A Medical Device Daily

IntraOp Medical (Sunnyvale, California) has closed a $1.2 million financing to provide a portion of the additional capital it requires to fulfill its backlog commitments and its expected order growth for the year.

“Prospects for FY2007 are extremely strong. We require this financing to fulfill our order backlog and to prepare for the additional orders we expect. During the next four months, we expect to complete the last phase of our financing to allow us to ramp up to multi-unit per month production to meet our projected demand,” Donald Goer, PhD, President/CEO of IntraOp, said.

The company recently reported $5.98 million in sales for the fiscal year ended Sept. 30, with an operating loss of $2.43 million and a net loss of $7.16 million. The fourth quarter had sales of $3.67 million, with break even operations and a net loss of $1.14 million.

IntraOp provides solutions for the treatment of cancer.

Founded in 1993, IntraOp says that its flagship product, the Mobetron, is the first fully portable, self-shielding intraoperative electron radiation therapy device for use in any operating room. According to IntraOp, Mobetron benefits include increased survival rates, better local tumor control, shorter treatment cycles, and fewer side effects. The device has been FDA-approved since 1998.

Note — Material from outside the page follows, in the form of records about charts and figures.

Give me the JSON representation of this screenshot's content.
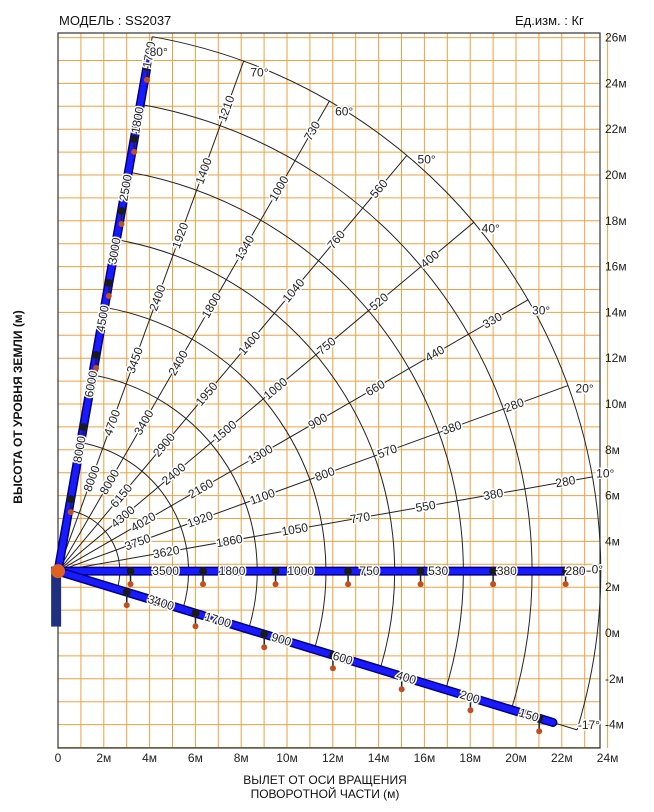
{
  "header": {
    "model": "МОДЕЛЬ : SS2037",
    "units": "Ед.изм. : Кг"
  },
  "axes": {
    "y_label": "ВЫСОТА ОТ УРОВНЯ ЗЕМЛИ (м)",
    "x_label_line1": "ВЫЛЕТ ОТ ОСИ ВРАЩЕНИЯ",
    "x_label_line2": "ПОВОРОТНОЙ ЧАСТИ (м)",
    "x_ticks": [
      "0",
      "2м",
      "4м",
      "6м",
      "8м",
      "10м",
      "12м",
      "14м",
      "16м",
      "18м",
      "20м",
      "22м",
      "24м"
    ],
    "y_ticks": [
      "-4м",
      "-2м",
      "0м",
      "2м",
      "4м",
      "6м",
      "8м",
      "10м",
      "12м",
      "14м",
      "16м",
      "18м",
      "20м",
      "22м",
      "24м",
      "26м"
    ]
  },
  "colors": {
    "grid": "#f0a040",
    "boom": "#1a1aff",
    "boom_outline": "#000080",
    "arc": "#222222",
    "text": "#222222"
  },
  "chart_data": {
    "type": "load-chart",
    "x_range": [
      0,
      24
    ],
    "y_range": [
      -5,
      26
    ],
    "pivot": [
      0,
      2.7
    ],
    "arc_radii": [
      2.7,
      5.7,
      8.7,
      11.7,
      14.7,
      17.7,
      20.7,
      23.7
    ],
    "angle_labels": [
      {
        "text": "80°",
        "x": 4.0,
        "y": 25.2
      },
      {
        "text": "70°",
        "x": 8.4,
        "y": 24.3
      },
      {
        "text": "60°",
        "x": 12.1,
        "y": 22.6
      },
      {
        "text": "50°",
        "x": 15.7,
        "y": 20.5
      },
      {
        "text": "40°",
        "x": 18.5,
        "y": 17.5
      },
      {
        "text": "30°",
        "x": 20.7,
        "y": 13.9
      },
      {
        "text": "20°",
        "x": 22.6,
        "y": 10.5
      },
      {
        "text": "10°",
        "x": 23.5,
        "y": 6.8
      },
      {
        "text": "0°",
        "x": 23.3,
        "y": 2.6
      },
      {
        "text": "-17°",
        "x": 22.7,
        "y": -4.2
      }
    ],
    "rays": [
      {
        "angle": 80,
        "labels": [
          "1700",
          "1800",
          "2500",
          "3000",
          "4500",
          "6000",
          "8000"
        ],
        "label_r": [
          22.9,
          20.0,
          17.0,
          14.2,
          11.2,
          8.3,
          5.4
        ]
      },
      {
        "angle": 70,
        "labels": [
          "1210",
          "1400",
          "1920",
          "2400",
          "3450",
          "4700",
          "8000"
        ],
        "label_r": [
          21.5,
          18.6,
          15.6,
          12.7,
          9.8,
          6.9,
          4.3
        ]
      },
      {
        "angle": 60,
        "labels": [
          "730",
          "1000",
          "1340",
          "1800",
          "2400",
          "3400",
          "8000"
        ],
        "label_r": [
          22.2,
          19.3,
          16.3,
          13.4,
          10.5,
          7.5,
          4.5
        ]
      },
      {
        "angle": 50,
        "labels": [
          "560",
          "760",
          "1040",
          "1400",
          "1950",
          "2900",
          "6150"
        ],
        "label_r": [
          21.8,
          18.9,
          16.0,
          13.0,
          10.1,
          7.2,
          4.3
        ]
      },
      {
        "angle": 40,
        "labels": [
          "400",
          "520",
          "750",
          "1000",
          "1500",
          "2400",
          "4300"
        ],
        "label_r": [
          21.2,
          18.3,
          15.3,
          12.4,
          9.5,
          6.6,
          3.7
        ]
      },
      {
        "angle": 30,
        "labels": [
          "330",
          "440",
          "660",
          "900",
          "1300",
          "2160",
          "4020"
        ],
        "label_r": [
          21.9,
          19.0,
          16.0,
          13.1,
          10.2,
          7.2,
          4.3
        ]
      },
      {
        "angle": 20,
        "labels": [
          "280",
          "380",
          "570",
          "800",
          "1100",
          "1920",
          "3750"
        ],
        "label_r": [
          21.2,
          18.3,
          15.3,
          12.4,
          9.5,
          6.6,
          3.7
        ]
      },
      {
        "angle": 10,
        "labels": [
          "280",
          "380",
          "550",
          "770",
          "1050",
          "1860",
          "3620"
        ],
        "label_r": [
          22.5,
          19.3,
          16.3,
          13.4,
          10.5,
          7.6,
          4.8
        ]
      },
      {
        "angle": 0,
        "labels": [
          "280",
          "380",
          "530",
          "750",
          "1000",
          "1800",
          "3500"
        ],
        "label_r": [
          22.6,
          19.6,
          16.6,
          13.6,
          10.6,
          7.6,
          4.7
        ]
      },
      {
        "angle": -17,
        "labels": [
          "150",
          "200",
          "400",
          "600",
          "900",
          "1700",
          "3400"
        ],
        "label_r": [
          21.5,
          18.8,
          15.9,
          13.0,
          10.2,
          7.3,
          4.7
        ]
      }
    ]
  }
}
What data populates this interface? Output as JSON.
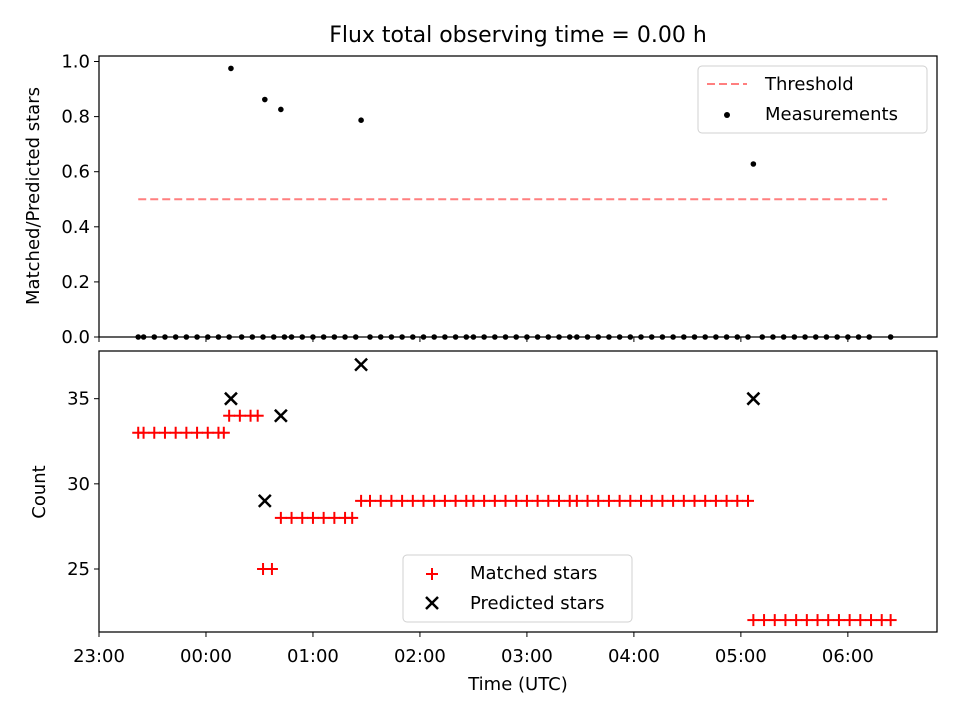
{
  "chart_data": [
    {
      "panel": "top",
      "type": "scatter",
      "title": "Flux total observing time = 0.00 h",
      "xlabel": "",
      "ylabel": "Matched/Predicted stars",
      "xlim": [
        -60,
        410
      ],
      "ylim": [
        0,
        1.02
      ],
      "yticks": [
        0.0,
        0.2,
        0.4,
        0.6,
        0.8,
        1.0
      ],
      "ytick_labels": [
        "0.0",
        "0.2",
        "0.4",
        "0.6",
        "0.8",
        "1.0"
      ],
      "legend": {
        "position": "top-right",
        "entries": [
          "Threshold",
          "Measurements"
        ]
      },
      "threshold": {
        "name": "Threshold",
        "value": 0.5,
        "x": [
          -38,
          382
        ],
        "color": "#ff7f7f"
      },
      "measurements": {
        "name": "Measurements",
        "color": "#000000",
        "points": [
          [
            14,
            0.975
          ],
          [
            33,
            0.862
          ],
          [
            42,
            0.826
          ],
          [
            87,
            0.787
          ],
          [
            307,
            0.628
          ]
        ],
        "zero_x": [
          -38,
          -35,
          -29,
          -23,
          -17,
          -11,
          -5,
          1,
          7,
          13,
          20,
          26,
          32,
          38,
          44,
          48,
          54,
          60,
          66,
          72,
          78,
          84,
          92,
          98,
          104,
          110,
          116,
          122,
          128,
          134,
          140,
          146,
          150,
          156,
          162,
          168,
          174,
          180,
          186,
          192,
          198,
          204,
          208,
          214,
          220,
          226,
          232,
          238,
          244,
          250,
          256,
          262,
          268,
          274,
          280,
          286,
          292,
          298,
          304,
          312,
          318,
          324,
          330,
          336,
          342,
          348,
          354,
          360,
          366,
          372,
          384
        ]
      }
    },
    {
      "panel": "bottom",
      "type": "scatter",
      "xlabel": "Time (UTC)",
      "ylabel": "Count",
      "xlim": [
        -60,
        410
      ],
      "ylim": [
        21.3,
        37.8
      ],
      "yticks": [
        25,
        30,
        35
      ],
      "ytick_labels": [
        "25",
        "30",
        "35"
      ],
      "xticks": [
        -60,
        0,
        60,
        120,
        180,
        240,
        300,
        360
      ],
      "xtick_labels": [
        "23:00",
        "00:00",
        "01:00",
        "02:00",
        "03:00",
        "04:00",
        "05:00",
        "06:00"
      ],
      "legend": {
        "position": "lower-center",
        "entries": [
          "Matched stars",
          "Predicted stars"
        ]
      },
      "matched": {
        "name": "Matched stars",
        "color": "#ff0000",
        "points": [
          [
            -38,
            33
          ],
          [
            -35,
            33
          ],
          [
            -29,
            33
          ],
          [
            -23,
            33
          ],
          [
            -17,
            33
          ],
          [
            -11,
            33
          ],
          [
            -5,
            33
          ],
          [
            1,
            33
          ],
          [
            7,
            33
          ],
          [
            10,
            33
          ],
          [
            13,
            34
          ],
          [
            19,
            34
          ],
          [
            25,
            34
          ],
          [
            29,
            34
          ],
          [
            32,
            25
          ],
          [
            37,
            25
          ],
          [
            42,
            28
          ],
          [
            48,
            28
          ],
          [
            54,
            28
          ],
          [
            60,
            28
          ],
          [
            66,
            28
          ],
          [
            72,
            28
          ],
          [
            78,
            28
          ],
          [
            82,
            28
          ],
          [
            87,
            29
          ],
          [
            92,
            29
          ],
          [
            98,
            29
          ],
          [
            104,
            29
          ],
          [
            110,
            29
          ],
          [
            116,
            29
          ],
          [
            122,
            29
          ],
          [
            128,
            29
          ],
          [
            134,
            29
          ],
          [
            140,
            29
          ],
          [
            146,
            29
          ],
          [
            150,
            29
          ],
          [
            156,
            29
          ],
          [
            162,
            29
          ],
          [
            168,
            29
          ],
          [
            174,
            29
          ],
          [
            180,
            29
          ],
          [
            186,
            29
          ],
          [
            192,
            29
          ],
          [
            198,
            29
          ],
          [
            204,
            29
          ],
          [
            208,
            29
          ],
          [
            214,
            29
          ],
          [
            220,
            29
          ],
          [
            226,
            29
          ],
          [
            232,
            29
          ],
          [
            238,
            29
          ],
          [
            244,
            29
          ],
          [
            250,
            29
          ],
          [
            256,
            29
          ],
          [
            262,
            29
          ],
          [
            268,
            29
          ],
          [
            274,
            29
          ],
          [
            280,
            29
          ],
          [
            286,
            29
          ],
          [
            292,
            29
          ],
          [
            298,
            29
          ],
          [
            304,
            29
          ],
          [
            307,
            22
          ],
          [
            313,
            22
          ],
          [
            319,
            22
          ],
          [
            325,
            22
          ],
          [
            331,
            22
          ],
          [
            337,
            22
          ],
          [
            343,
            22
          ],
          [
            349,
            22
          ],
          [
            355,
            22
          ],
          [
            361,
            22
          ],
          [
            367,
            22
          ],
          [
            373,
            22
          ],
          [
            379,
            22
          ],
          [
            384,
            22
          ]
        ]
      },
      "predicted": {
        "name": "Predicted stars",
        "color": "#000000",
        "points": [
          [
            14,
            35
          ],
          [
            33,
            29
          ],
          [
            42,
            34
          ],
          [
            87,
            37
          ],
          [
            307,
            35
          ]
        ]
      }
    }
  ]
}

Before the Mobetron, the company said, most IORT patients were transferred from the operating room, while under anesthesia and with an open wound, to the radiation therapy department to receive their IORT treatment. After the treatment, they were taken back to the operating room for the completion of their surgery.

This method, according to IntraOp, is inefficient for the operating and the radiation departments, increases the time of the procedure and the time the patient must be under anesthesia, and has a higher risk of infection because the patient is taken out of a sterile environment for the IORT treatment.

Because the Mobetron is designed to be relatively small and lightweight and can be used in several operating rooms and even shared between hospitals, the company says it is a less complex, safer and more cost-effective method of treatment.

In other financings news:

• EncounterCare Solutions (ECSL; Palm Beach Gardens, Florida), a company focused on the healthcare technology, telemedicine and home care markets, said it has appointed Capital Partners Group (London) to raise up to $3 million in short-term financing, followed by an additional raise of $10 million in long-term funding.

EncounterCare said that Capital Partners will manage the series of capital raises expected to result in a potential listing on the PLUS Markets (formerly known as Ofex) Exchange in London.

Ron Mills Sr, president/CEO of EncounterCare, said that the funding raised “will enable ECSL to consummate several acquisitions for which ECSL currently has letters of Intent.” He said the acquisitions will enable ECSL to offer a broader range of healthcare products and services that address several substantial target markets, including: the healthcare information technology, telemedicine and the home care. In addition, during 4Q06, ECSL said it experienced “positive developments” regarding potential contracts, distribution agreements, and prospective technology partners, the announcements of which we hope to make in the near future.”

ECSL’s five operating businesses include: a Pharmacy, Building Blocks Pediatric Home Health Services, CyberMedx Medical Systems, Encounter Select, and JMJ Technologies.

BioMed Realty Trust (San Diego, California) reported the pricing of its public offering of 8 million shares of 7.375% Series A Cumulative Redeemable Preferred Stock at $25 a share. The offering is expected to close on or about Jan. 18.

Proceeds from the offering will be roughly $200 million. BioMed said it will use the net proceeds to repay a portion of outstanding indebtedness under its unsecured revolving credit facility.

Wachovia Capital Markets, Morgan Stanley & Co. and Raymond James & Associates are joint-bookrunners for the offering, and KeyBanc Capital Markets, a division of McDonald Investments, Robert W. Baird & Co., Credit Suisse Securities, Friedman, Billings, Ramsey & Co., RBC Dain Rauscher and Stifel, Nicolaus & Company are co-managers.

BioMed has also granted the underwriters a 30-day option to purchase an additional 1.2 million shares to cover over-allotments.